The lab has developed a non-standard strategy to identify and advance novel therapeutics that could help prevent Parkinson’s or keep it from worsening. Their research relies on convergent epidemiological and clinical clues to the disease deduced through fruitful inter-disciplinary collaborations with the Harvard School of Public Health and the Parkinson Study Group of North America. For example, their discovery that the major antioxidant urate is a biomarker of both lower risk and favorable progression of Parkinson’s prompted rapid pursuit of a disease-modifying drug candidate now in clinical development.

The lab explores the therapeutic potential for such drug targets and how they may work to protect brain cells in cellular and mouse models of Parkinson’s disease.

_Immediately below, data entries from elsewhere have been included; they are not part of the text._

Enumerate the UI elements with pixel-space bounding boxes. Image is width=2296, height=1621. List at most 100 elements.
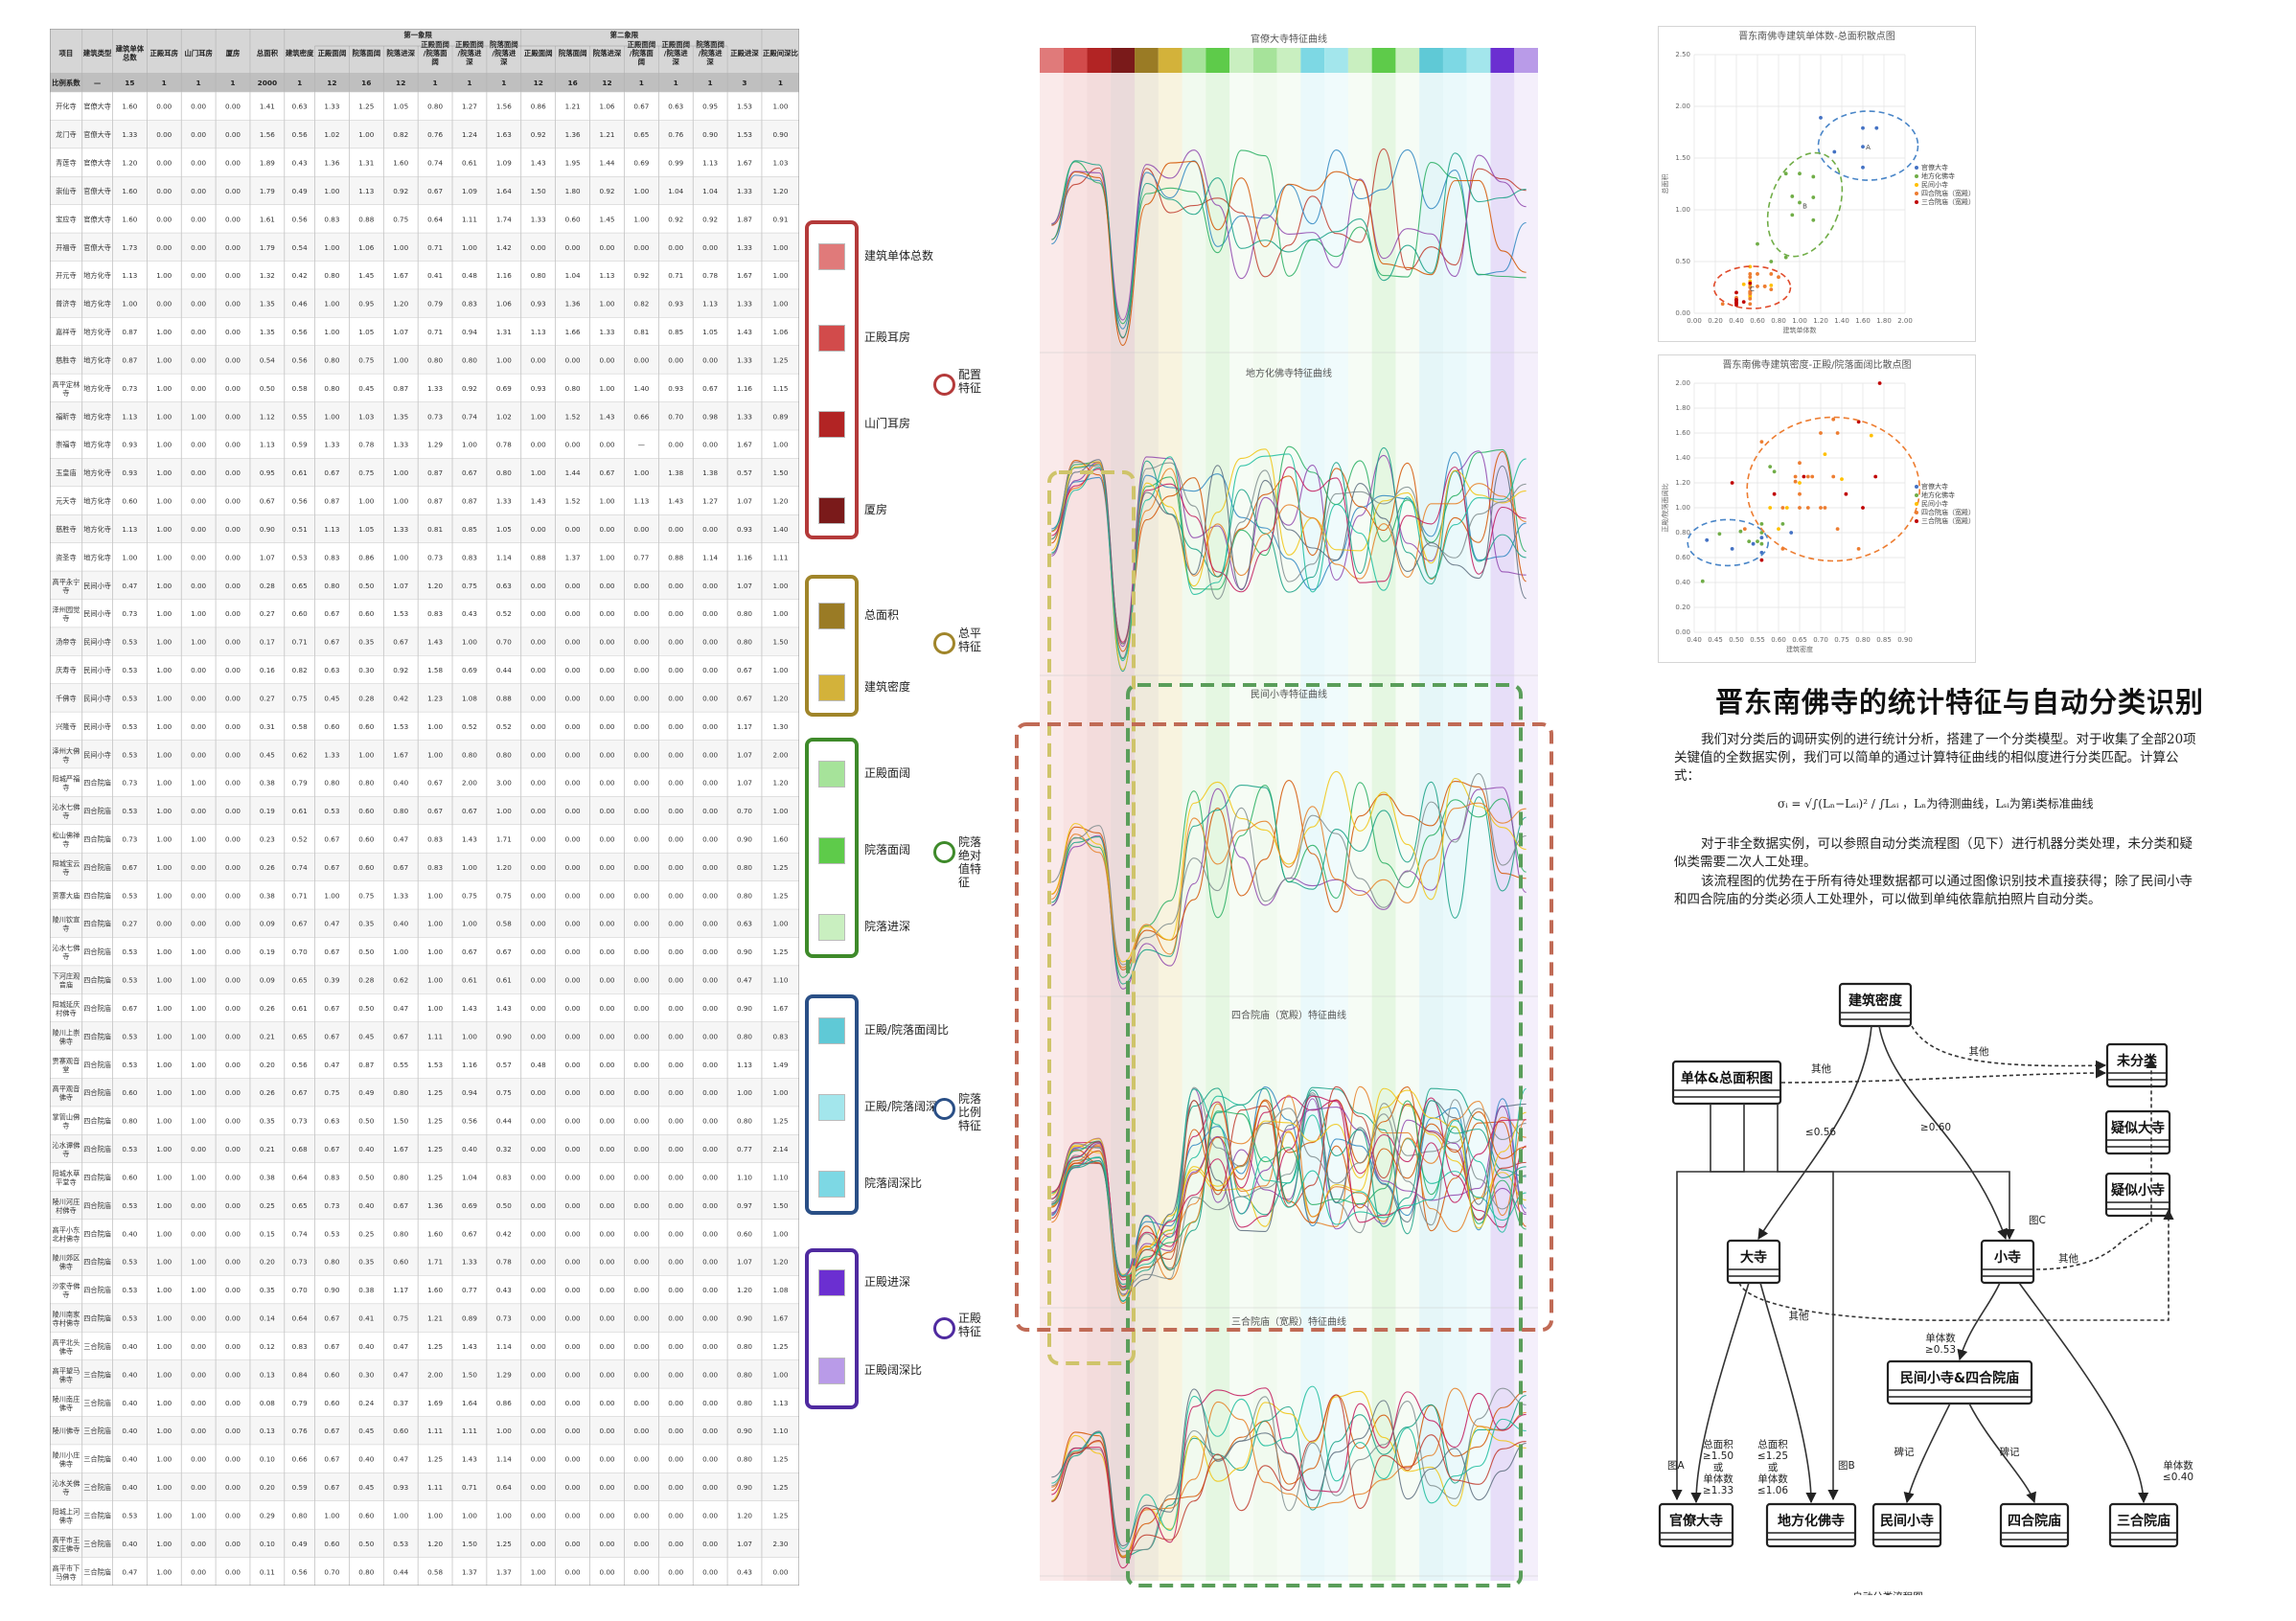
data-point <box>1793 474 1798 479</box>
legend-marker <box>1915 519 1918 523</box>
table-cell: 下河庄观 <box>53 972 80 981</box>
table-cell: 0.00 <box>565 1567 581 1576</box>
table-cell: 0.00 <box>702 1117 718 1126</box>
table-cell: 0.54 <box>292 243 308 252</box>
table-cell: 0.00 <box>531 1511 546 1519</box>
table-cell: 0.00 <box>599 666 614 674</box>
flow-edge-label: 碑记 <box>2000 1446 2021 1458</box>
table-cell: 0.85 <box>668 328 683 336</box>
table-cell: 0.00 <box>565 666 581 674</box>
table-cell: 四合院庙 <box>83 1061 111 1069</box>
table-cell: 0.00 <box>565 1173 581 1181</box>
table-cell: 1.16 <box>496 271 512 280</box>
x-tick-label: 0.80 <box>1855 636 1871 644</box>
table-cell: 1.13 <box>122 271 137 280</box>
table-cell: 1.42 <box>496 243 512 252</box>
table-cell: 0.00 <box>565 1314 581 1323</box>
feature-curve <box>1051 450 1527 652</box>
y-tick-label: 1.00 <box>1675 504 1690 512</box>
table-cell: 0.52 <box>292 835 308 844</box>
table-cell: 0.98 <box>702 412 718 421</box>
table-cell: 0.00 <box>633 609 649 618</box>
table-cell: 1.00 <box>156 947 172 956</box>
legend-group-box <box>805 1248 859 1409</box>
table-cell: 高平定林 <box>53 380 80 389</box>
table-cell: 1.11 <box>462 215 477 223</box>
table-cell: 0.00 <box>191 243 206 252</box>
table-cell: 0.40 <box>122 1540 137 1548</box>
table-cell: 0.00 <box>633 1032 649 1040</box>
flow-edge <box>1710 1104 2015 1241</box>
data-point <box>1819 506 1823 510</box>
table-cell: 1.00 <box>191 947 206 956</box>
table-cell: 地方化寺 <box>83 355 111 364</box>
feature-color-strip <box>1182 48 1206 73</box>
table-cell: 0.00 <box>565 243 581 252</box>
table-cell: 0.90 <box>737 1483 752 1492</box>
table-cell: 北村佛寺 <box>53 1234 80 1243</box>
table-cell: 1.25 <box>496 1540 512 1548</box>
legend-group-box <box>805 220 859 539</box>
data-point <box>1811 174 1816 179</box>
table-cell: 0.73 <box>324 1201 339 1210</box>
table-cell: 1.00 <box>358 497 374 506</box>
table-cell: 0.00 <box>668 1061 683 1069</box>
table-cell: 1.00 <box>599 553 614 561</box>
table-cell: 0.00 <box>191 1314 206 1323</box>
table-cell: 1.35 <box>393 412 408 421</box>
chart-frame <box>1658 354 1976 663</box>
table-cell: 1.00 <box>156 638 172 647</box>
table-cell: 0.00 <box>225 1511 241 1519</box>
table-cell: 0.00 <box>702 1258 718 1267</box>
table-cell: 0.47 <box>324 1061 339 1069</box>
table-cell: 0.45 <box>358 1483 374 1492</box>
table-cell: 0.56 <box>292 130 308 139</box>
feature-curve <box>1051 787 1527 990</box>
table-cell: 1.50 <box>772 638 788 647</box>
flow-node-box <box>1671 1060 1782 1106</box>
table-cell: 元天寺 <box>56 497 77 506</box>
flow-edge-label: 其他 <box>2058 1252 2079 1265</box>
table-cell: 0.80 <box>737 1370 752 1379</box>
table-cell: 1.02 <box>324 130 339 139</box>
table-cell: 1.33 <box>393 891 408 900</box>
table-cell: 0.90 <box>737 1314 752 1323</box>
table-cell: 0.00 <box>225 1145 241 1153</box>
table-cell: 0.00 <box>531 638 546 647</box>
flow-node-label: 建筑密度 <box>1848 993 1903 1009</box>
table-cell: 1.87 <box>737 215 752 223</box>
table-cell: 0.00 <box>702 638 718 647</box>
table-cell: 0.82 <box>393 130 408 139</box>
table-cell: 0.44 <box>496 1117 512 1126</box>
legend-swatch <box>818 1094 845 1121</box>
table-cell: 四合院庙 <box>83 1229 111 1238</box>
table-cell: 0.00 <box>225 468 241 477</box>
table-cell: 0.27 <box>122 920 137 928</box>
table-cell: 0.00 <box>225 553 241 561</box>
legend-swatch <box>818 914 845 941</box>
table-cell: 0.00 <box>565 1455 581 1464</box>
table-cell: 0.00 <box>702 1314 718 1323</box>
table-cell: 1.30 <box>772 722 788 731</box>
table-cell: 寺 <box>62 389 69 398</box>
table-cell: 1.00 <box>156 779 172 788</box>
table-cell: 地方化寺 <box>83 525 111 534</box>
table-row-bg <box>50 853 799 881</box>
flow-edge <box>1968 1403 2036 1504</box>
table-cell: 0.00 <box>531 947 546 956</box>
table-cell: 0.12 <box>260 1342 275 1351</box>
feature-color-strip <box>1276 48 1301 73</box>
flow-node-label: 地方化佛寺 <box>1778 1513 1845 1529</box>
table-cell: 1.00 <box>156 468 172 477</box>
data-point <box>1790 213 1795 217</box>
data-point <box>1831 474 1836 479</box>
table-cell: 0.67 <box>324 1427 339 1435</box>
table-cell: 0.00 <box>225 187 241 195</box>
data-point <box>1805 474 1810 479</box>
table-cell: 1.43 <box>427 638 443 647</box>
coef-cell: 12 <box>602 79 611 87</box>
feature-curve <box>1051 1087 1527 1275</box>
table-cell: 1.04 <box>462 1173 477 1181</box>
table-cell: 0.00 <box>633 1540 649 1548</box>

Dr. Schwarzschild is a Professor of Neurology at Harvard Medical School and Attending Neurologist at Massachusetts General Hospital. He completed undergraduate training in biochemistry at Princeton University. He went on to medical, and graduate neuroscience training at Harvard Medical School to write his PhD thesis on the neurochemistry of tyrosine hydroxylase, the enzyme controlling dopamine biosynthesis. His neurology residency and Parkinson's disease fellowship training were at the Massachusetts General Hospital. Michael has been the recipient of a Cotzias Fellowship from the American Parkinson's Disease Association and a Paul Beeson Physician Faculty Scholar Award in Aging Research. He has led disease progression studies of the PSG, a consortium of North American clinical trial sites and investigators dedicated to finding improved treatments for Parkinson’s. In 2012, he was elected to lead the PSG, now headquartered in the Massachusetts General Hospital Neurology Department. He works with Parkinson's patients and their families in his weekly movement disorders clinic at MGH.